In the autumn of 2001, I was in Daugavpils, and at the invitation of my publishers, I took part in various official events in the frame of the Days of Poetry, in a hopeless attempt to promote my new novel of that time, "First prize: a trip for two" - about a science fiction writer, a Japanese gay, the insane editor of Rīgas Dzīve ("Riga Life") magazine and ultra-orthodox pagan partisans - to a bunch of secondary school pupils herded into the museum and music school. This was followed by an evening social event at the theatre, with readings of classic Latvian poetry and songs performed by popular Riga actors. I couldn't fathom why the actors on stage were actually crying while reading poems by Čaks [Latvian poet]. That was September 11, and, strolling through an unfamiliar town, of course, I hadn't yet heard the news.
The company from Riga went back to the writers' accommodation at Berķenele, switched on the TV and watched the latest reports from New York in a state of heightened emotion, calling up friends and relatives in Riga and abroad. The next morning, across my breakfast plate of pancakes, I noticed artist Ojārs Feldbergs busy in the ground floor hall next to the kitchen, arranging his stones for exhibition, and along with him a young girl with long, curly hair, who was hanging small prints. Evidently either his daughter or a pupil, I thought to myself. Outside it was raining, while inside the artists were engaged in their gentle and pleasant activities, and all this made such a soothing contrast with the pathos of last night's talk, cheap whiskey, the hysteric singing of a visiting French poetess and the general bewilderment.

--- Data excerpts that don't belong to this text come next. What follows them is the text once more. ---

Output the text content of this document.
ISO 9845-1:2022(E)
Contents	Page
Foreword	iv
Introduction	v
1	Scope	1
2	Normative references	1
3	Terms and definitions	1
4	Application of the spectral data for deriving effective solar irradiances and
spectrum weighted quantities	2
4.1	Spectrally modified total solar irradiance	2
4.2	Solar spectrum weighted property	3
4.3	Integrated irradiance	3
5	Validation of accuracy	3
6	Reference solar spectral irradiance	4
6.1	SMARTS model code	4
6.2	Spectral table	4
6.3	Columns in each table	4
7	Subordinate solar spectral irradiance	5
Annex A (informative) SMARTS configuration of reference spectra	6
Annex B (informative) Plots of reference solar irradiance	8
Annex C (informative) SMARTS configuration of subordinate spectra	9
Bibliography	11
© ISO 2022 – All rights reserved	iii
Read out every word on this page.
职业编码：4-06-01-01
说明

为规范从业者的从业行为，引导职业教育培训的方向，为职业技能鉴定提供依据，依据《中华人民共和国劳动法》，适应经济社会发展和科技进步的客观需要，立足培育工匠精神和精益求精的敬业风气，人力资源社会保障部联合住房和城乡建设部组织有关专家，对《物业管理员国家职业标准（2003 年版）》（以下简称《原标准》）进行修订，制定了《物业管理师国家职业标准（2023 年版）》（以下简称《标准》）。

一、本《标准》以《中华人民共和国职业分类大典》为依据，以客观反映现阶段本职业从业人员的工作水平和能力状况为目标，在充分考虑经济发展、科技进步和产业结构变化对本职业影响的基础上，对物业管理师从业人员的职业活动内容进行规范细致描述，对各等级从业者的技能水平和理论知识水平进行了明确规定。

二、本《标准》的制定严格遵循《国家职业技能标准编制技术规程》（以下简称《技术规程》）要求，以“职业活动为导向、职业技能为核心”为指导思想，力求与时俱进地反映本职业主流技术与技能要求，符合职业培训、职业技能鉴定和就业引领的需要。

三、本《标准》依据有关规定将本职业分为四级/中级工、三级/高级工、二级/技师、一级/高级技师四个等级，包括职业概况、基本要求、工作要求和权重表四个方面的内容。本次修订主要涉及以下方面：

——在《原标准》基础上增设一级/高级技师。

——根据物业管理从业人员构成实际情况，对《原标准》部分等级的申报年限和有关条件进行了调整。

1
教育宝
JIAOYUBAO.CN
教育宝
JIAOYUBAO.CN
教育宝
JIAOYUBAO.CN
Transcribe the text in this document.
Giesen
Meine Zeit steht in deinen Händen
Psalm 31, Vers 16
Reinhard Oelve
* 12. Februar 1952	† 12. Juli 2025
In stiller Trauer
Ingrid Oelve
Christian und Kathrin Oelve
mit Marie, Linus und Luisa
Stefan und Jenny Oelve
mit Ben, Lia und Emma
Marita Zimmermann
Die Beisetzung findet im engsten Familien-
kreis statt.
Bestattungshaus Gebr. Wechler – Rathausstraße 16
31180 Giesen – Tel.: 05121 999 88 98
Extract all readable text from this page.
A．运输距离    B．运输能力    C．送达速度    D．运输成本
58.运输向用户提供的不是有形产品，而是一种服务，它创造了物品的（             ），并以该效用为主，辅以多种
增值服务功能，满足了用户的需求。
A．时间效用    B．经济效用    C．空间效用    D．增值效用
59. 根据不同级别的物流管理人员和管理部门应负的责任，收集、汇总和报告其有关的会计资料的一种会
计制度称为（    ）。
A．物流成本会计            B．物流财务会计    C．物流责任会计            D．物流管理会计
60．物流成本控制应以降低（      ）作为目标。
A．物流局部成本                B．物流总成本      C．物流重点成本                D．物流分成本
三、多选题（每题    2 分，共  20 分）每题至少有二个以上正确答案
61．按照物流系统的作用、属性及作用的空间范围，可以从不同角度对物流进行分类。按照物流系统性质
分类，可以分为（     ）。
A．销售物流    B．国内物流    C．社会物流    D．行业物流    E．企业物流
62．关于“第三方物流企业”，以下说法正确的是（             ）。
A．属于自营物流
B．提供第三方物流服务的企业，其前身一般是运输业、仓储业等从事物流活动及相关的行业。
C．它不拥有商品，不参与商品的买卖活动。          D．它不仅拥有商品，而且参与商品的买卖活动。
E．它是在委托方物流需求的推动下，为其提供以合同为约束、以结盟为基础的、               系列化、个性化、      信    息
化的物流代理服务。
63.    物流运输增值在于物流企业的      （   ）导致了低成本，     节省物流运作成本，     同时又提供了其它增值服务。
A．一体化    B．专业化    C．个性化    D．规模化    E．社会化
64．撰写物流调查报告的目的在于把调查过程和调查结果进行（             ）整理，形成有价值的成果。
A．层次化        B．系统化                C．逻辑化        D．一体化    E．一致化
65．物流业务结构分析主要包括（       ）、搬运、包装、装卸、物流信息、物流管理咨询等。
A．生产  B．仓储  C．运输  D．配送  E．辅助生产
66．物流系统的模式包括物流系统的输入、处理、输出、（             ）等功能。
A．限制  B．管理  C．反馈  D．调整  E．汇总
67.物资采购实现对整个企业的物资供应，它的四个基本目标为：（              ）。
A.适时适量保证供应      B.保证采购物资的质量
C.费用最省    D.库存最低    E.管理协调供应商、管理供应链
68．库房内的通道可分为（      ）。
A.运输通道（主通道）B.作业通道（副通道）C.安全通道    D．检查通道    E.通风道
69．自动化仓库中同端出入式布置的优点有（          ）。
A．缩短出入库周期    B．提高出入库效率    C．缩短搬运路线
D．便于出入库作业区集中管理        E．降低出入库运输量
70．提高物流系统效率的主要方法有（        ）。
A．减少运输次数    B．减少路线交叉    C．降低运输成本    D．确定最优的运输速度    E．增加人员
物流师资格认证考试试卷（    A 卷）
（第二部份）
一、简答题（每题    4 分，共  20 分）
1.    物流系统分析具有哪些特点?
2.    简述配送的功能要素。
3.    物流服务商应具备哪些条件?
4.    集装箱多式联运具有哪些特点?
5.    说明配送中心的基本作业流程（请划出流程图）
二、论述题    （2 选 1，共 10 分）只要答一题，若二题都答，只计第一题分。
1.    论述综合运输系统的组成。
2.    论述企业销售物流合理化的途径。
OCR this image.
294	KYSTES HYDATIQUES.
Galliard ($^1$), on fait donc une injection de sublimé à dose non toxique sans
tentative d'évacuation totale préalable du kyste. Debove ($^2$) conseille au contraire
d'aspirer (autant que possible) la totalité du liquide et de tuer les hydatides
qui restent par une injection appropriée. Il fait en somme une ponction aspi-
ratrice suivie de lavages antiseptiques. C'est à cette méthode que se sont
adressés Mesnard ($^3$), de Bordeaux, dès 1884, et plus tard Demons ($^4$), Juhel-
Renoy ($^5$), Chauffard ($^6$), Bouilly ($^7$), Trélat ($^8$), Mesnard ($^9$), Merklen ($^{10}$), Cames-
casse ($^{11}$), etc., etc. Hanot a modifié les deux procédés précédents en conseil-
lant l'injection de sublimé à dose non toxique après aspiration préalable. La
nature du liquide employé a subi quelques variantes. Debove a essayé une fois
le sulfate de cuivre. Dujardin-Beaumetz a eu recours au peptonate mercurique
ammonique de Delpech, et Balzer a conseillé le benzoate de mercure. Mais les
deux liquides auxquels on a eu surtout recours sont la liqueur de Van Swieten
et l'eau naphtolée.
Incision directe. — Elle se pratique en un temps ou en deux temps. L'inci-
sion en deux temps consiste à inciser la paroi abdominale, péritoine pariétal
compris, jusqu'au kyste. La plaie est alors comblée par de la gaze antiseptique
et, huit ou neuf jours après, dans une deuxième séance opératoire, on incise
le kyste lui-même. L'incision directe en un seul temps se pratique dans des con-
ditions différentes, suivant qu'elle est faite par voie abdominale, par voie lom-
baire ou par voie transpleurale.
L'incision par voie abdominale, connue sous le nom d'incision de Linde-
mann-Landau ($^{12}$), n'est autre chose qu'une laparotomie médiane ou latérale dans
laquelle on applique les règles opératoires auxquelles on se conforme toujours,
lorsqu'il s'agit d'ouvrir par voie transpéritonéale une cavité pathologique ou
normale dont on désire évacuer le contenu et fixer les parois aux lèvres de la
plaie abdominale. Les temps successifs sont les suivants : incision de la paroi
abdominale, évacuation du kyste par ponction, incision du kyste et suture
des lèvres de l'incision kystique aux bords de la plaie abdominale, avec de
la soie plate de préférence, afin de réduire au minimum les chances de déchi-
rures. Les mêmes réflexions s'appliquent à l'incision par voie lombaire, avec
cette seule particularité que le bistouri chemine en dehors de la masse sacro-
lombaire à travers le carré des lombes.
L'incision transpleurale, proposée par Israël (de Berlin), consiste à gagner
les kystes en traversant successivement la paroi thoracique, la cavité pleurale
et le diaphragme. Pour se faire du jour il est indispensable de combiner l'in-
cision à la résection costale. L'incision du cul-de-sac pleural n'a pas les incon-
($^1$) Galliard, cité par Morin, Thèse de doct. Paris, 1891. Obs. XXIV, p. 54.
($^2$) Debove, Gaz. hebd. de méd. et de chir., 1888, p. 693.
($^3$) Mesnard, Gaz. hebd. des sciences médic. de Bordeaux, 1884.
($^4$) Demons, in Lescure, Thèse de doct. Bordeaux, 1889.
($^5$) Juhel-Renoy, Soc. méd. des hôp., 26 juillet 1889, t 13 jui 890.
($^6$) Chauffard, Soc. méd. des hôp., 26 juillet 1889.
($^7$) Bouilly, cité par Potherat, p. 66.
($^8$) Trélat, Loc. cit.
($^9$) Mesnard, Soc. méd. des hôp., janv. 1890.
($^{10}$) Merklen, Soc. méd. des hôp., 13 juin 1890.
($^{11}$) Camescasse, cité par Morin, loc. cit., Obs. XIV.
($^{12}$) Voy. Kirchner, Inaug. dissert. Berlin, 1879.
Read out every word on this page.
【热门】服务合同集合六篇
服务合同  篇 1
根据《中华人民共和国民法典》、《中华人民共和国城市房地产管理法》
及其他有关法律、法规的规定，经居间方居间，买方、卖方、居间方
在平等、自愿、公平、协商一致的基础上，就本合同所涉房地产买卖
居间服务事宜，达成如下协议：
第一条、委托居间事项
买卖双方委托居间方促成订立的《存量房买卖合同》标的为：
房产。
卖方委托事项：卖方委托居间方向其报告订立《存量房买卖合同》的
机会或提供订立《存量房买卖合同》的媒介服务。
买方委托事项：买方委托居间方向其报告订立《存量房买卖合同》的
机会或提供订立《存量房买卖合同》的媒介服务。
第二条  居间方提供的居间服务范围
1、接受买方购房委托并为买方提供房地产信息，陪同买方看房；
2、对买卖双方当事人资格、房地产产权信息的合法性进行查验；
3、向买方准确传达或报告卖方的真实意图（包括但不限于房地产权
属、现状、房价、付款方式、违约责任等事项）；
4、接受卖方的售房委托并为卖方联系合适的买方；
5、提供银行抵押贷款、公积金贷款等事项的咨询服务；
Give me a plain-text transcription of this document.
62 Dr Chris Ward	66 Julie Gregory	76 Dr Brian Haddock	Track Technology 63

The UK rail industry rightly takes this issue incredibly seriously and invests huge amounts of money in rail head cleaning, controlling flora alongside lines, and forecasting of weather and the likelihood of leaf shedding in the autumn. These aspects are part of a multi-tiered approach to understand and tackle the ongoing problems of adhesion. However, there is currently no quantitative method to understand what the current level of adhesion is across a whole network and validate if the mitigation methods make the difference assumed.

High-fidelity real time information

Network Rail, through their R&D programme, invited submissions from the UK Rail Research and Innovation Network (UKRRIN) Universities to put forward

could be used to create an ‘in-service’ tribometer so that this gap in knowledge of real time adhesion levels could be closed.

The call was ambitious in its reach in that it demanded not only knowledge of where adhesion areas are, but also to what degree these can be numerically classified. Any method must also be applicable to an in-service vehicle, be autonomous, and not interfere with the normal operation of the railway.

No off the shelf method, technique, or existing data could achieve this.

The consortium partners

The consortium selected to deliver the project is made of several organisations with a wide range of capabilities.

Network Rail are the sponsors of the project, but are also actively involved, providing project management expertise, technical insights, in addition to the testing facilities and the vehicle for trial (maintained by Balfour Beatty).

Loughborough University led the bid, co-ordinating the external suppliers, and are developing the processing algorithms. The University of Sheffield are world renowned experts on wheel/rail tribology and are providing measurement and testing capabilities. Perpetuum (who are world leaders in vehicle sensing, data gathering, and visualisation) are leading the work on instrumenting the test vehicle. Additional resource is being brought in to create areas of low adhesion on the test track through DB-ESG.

I soon forgot this episode, just as I forgot the novel of mine that never became a bestseller.
Now, in 2005, I know it was Ojārs Feldbergs' daughter Laura - an artist with an independent and surprising personal style. Laura Feldberga was born in 1975. In 2002, she obtained her master's degree at the Latvian Academy of Art, and since 1995 she has been participating in exhibitions of graphic art, painting and environmental objects, and in creative symposia and workshops in Latvia and abroad, and she works as curator and project manager at Pedvāle Open-Air Art Museum. A Roman Catholic. Together with her fellows at the publishing house Kala raksti, she puts together the monthly Catholic publication Mieram tuvu ("Close to Peace").